The out-of-favour investment trusts that are cheap for a reason
Investors on the lookout for investment trust bargains risk catching the proverbial falling knife.

Money Observer, April 8, 2020 by Kyle Caldwell

Substantial stock market corrections offer brave investors the chance to go bargain-hunting, but the big caveat and trade-off is the risk of catching the proverbial falling knife.

In the case of investment trusts, discounts to net asset value have widened across the board. During the worst of the sell-off, the average discount figure exceeded its widest point since the global financial crisis over a decade ago, reaching 18.4% on 23 March. That compares with an average discount of 17.6% on 31 December 2008.

By the end of March, the average discount had tightened to 11.8%, which goes to show how rapidly discounts can change and how investors need to be alert to potential opportunities.

There are various ways to detect whether a discount looks ‘cheap’. A useful starting point is to assess the discount relative to its historic average and then against the wider sector.

A more mathematical metric private investors can employ is the ‘z-score’ of a trust. This is another way to compare a trust’s current discount or premium to its historic level. A positive z-score shows the current value is higher than the mean, while a negative value indicates the opposite. As a rule of thumb a score of minus 2 or lower suggests the trust is looking cheap, while a positive score of 2 or more suggests it looks expensive.

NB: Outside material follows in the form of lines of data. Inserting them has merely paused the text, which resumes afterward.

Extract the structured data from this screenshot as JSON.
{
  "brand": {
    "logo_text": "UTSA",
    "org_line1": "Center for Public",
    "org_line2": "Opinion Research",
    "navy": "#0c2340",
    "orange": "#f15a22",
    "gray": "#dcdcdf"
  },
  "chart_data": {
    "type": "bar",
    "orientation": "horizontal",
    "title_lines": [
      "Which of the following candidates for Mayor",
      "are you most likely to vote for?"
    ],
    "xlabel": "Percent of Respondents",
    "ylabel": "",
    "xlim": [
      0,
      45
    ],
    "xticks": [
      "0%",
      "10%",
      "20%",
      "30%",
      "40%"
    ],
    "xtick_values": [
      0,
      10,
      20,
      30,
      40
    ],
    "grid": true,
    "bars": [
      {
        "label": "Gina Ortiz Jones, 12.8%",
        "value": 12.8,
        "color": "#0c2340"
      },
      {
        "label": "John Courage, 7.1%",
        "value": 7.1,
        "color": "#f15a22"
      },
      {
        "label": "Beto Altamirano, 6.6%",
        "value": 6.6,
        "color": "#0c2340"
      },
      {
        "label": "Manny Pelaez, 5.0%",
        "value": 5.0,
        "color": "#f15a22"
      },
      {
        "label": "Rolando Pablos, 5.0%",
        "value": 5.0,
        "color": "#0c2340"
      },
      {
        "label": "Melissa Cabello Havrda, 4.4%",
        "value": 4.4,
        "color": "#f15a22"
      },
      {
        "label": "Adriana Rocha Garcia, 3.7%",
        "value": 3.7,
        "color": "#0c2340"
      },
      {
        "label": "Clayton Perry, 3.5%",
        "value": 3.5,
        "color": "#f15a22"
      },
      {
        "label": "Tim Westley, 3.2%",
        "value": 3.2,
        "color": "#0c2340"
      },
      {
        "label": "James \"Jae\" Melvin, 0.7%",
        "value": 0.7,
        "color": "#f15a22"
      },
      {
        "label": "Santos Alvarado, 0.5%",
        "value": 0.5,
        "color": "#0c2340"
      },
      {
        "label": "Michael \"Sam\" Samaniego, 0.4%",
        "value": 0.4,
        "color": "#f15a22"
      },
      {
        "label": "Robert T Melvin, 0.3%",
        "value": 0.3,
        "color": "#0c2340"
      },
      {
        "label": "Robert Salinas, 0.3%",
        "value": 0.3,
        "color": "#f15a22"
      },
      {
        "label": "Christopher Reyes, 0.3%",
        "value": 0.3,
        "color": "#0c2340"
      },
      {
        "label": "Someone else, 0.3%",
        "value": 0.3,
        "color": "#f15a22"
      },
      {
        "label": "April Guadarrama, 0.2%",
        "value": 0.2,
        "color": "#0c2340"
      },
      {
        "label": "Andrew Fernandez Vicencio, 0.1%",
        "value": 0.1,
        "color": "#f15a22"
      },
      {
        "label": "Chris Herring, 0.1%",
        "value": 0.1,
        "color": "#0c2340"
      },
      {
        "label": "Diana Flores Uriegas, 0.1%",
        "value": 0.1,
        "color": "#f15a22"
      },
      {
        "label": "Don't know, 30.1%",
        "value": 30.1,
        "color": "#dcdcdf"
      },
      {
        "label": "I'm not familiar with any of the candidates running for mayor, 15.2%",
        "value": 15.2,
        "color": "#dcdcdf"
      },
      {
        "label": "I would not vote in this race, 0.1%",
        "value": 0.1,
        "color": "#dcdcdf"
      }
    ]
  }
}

While widely viewed as a useful metric the z-score does have its flaws. James Carthew, head of investment company research at QuotedData, points out: “It is a good indication of a significant change in a discount or premium, but because it is an indication of change a relatively small absolute change on an investment company that was trading close to asset value can show up as more significant than a big absolute change in a wide discount. So z-scores are not, on their own, an indication of an investment company looking cheap or expensive, but they are a good indicator of trusts that might be worth a closer look.”